The chambers of commerce in North Texas support expansion, and the other changes. On Thursday members of the Texas House’s Democratic Caucus released a health policy agenda that includes Medicaid expansion and other steps to expand coverage of children.

Given Texas’ hostility to the Affordable Care Act over the past decade, though, some say expansion only can happen if Texas seeks a waiver that, while freeing up the billions in federal matching money it’s been losing, also stresses personal responsibility. One way chosen by other states is to require regular job searches by many of the covered adults.

For years, state GOP leaders including Gov. Greg Abbott and Lt. Gov. Dan Patrick have criticized Medicaid, the state-federal program for low-income pregnant women and children, disabled Texans and some seniors. Washington’s one-size-fits-all rules make it inefficient, they argue.

Patrick Bresette of Children’s Defense Fund-Texas, though, said Thursday that “way too many” children in the state have lost coverage and foregone coverage they were entitled to “because of state and federal policy decisions.”

Bresette said it’s time “to ensure more Texas kids have the insurance they need so they can see their doctor, go to their check-ups, stay healthy for school and get their immunizations.
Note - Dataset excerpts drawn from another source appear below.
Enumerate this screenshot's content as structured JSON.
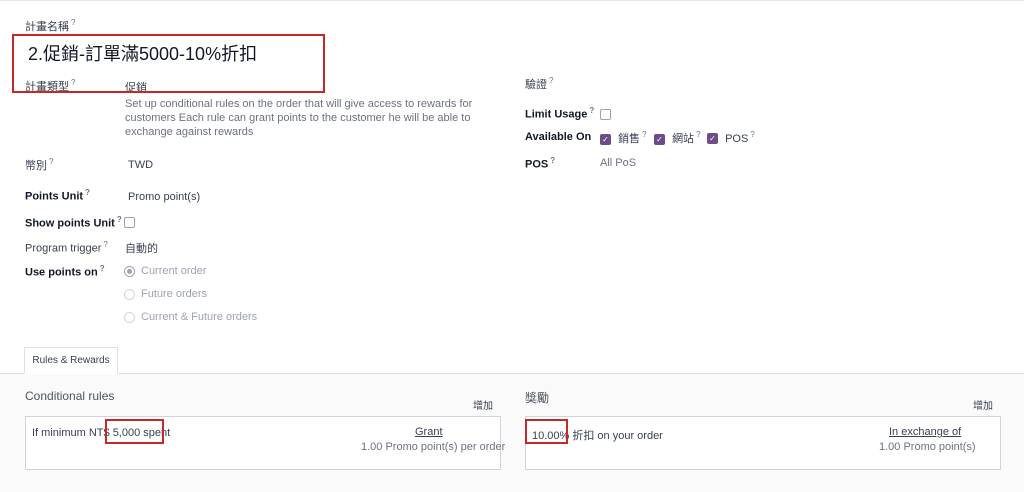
{
  "form": {
    "program_name_label": "計畫名稱",
    "program_name": "2.促銷-訂單滿5000-10%折扣",
    "program_type_label": "計畫類型",
    "program_type": "促銷",
    "program_type_desc": "Set up conditional rules on the order that will give access to rewards for customers Each rule can grant points to the customer he will be able to exchange against rewards",
    "currency_label": "幣別",
    "currency": "TWD",
    "points_unit_label": "Points Unit",
    "points_unit": "Promo point(s)",
    "show_points_unit_label": "Show points Unit",
    "program_trigger_label": "Program trigger",
    "program_trigger": "自動的",
    "use_points_on_label": "Use points on",
    "use_points_options": [
      "Current order",
      "Future orders",
      "Current & Future orders"
    ],
    "validity_label": "驗證",
    "limit_usage_label": "Limit Usage",
    "available_on_label": "Available On",
    "available_on": [
      "銷售",
      "網站",
      "POS"
    ],
    "pos_label": "POS",
    "pos_value": "All PoS",
    "help_mark": "?"
  },
  "tabs": {
    "rules_rewards": "Rules & Rewards"
  },
  "rules": {
    "title": "Conditional rules",
    "add": "增加",
    "rule_text_prefix": "If minimum NT$ ",
    "rule_text_amount": "5,000 spent",
    "grant_label": "Grant",
    "grant_value": "1.00 Promo point(s) per order"
  },
  "rewards": {
    "title": "獎勵",
    "add": "增加",
    "reward_amount": "10.00%",
    "reward_text": " 折扣 on your order",
    "exchange_label": "In exchange of",
    "exchange_value": "1.00 Promo point(s)"
  },
  "colors": {
    "highlight_box": "#c62828",
    "checkbox_checked": "#6d4c8a"
  }
}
Let’s roll up our sleeves and make sure that eligible kids are getting enrolled and staying enrolled in Medicaid and CHIP.”

‘Success story’ gone wrong

Georgetown’s Alker said declines in rates of coverage for kids between 2016 and last year also were the result of federal cuts to Affordable Care Act outreach and enrollment assistance, as well as confusion and fear among families with members of mixed immigration status because of the Trump administration’s so-called “public charge” rule. It factors in an immigrant’s use or potential use of certain public assistance programs when he or she applies for legal status.

“For decades, children’s health coverage had been a national success story that we could point to with pride, but the data shows the trend is now going in the wrong direction,” she said.

“What’s worse, the number of children losing coverage accelerated from 2018 to 2019 during a time when unemployment was very low. The situation is likely worse today.”

The report noted that some states — including New York, Minnesota and Maryland — increased the share of their children who were covered between 2016 and 2019, though the percentages in Texas, Florida and many other Southern states slipped.

Last year Texas continued to be home to more uninsured children under 19 than any of the 49 other states or the District of Columbia, the report found.

Texas even has regained an undesirable superlative: In 2016, Alaska had the nation’s worst uninsured rate for children — 10.3%, compared with Texas’ 9.8% that year. In 2019, Texas’ rate of 12.7% ranked 51st.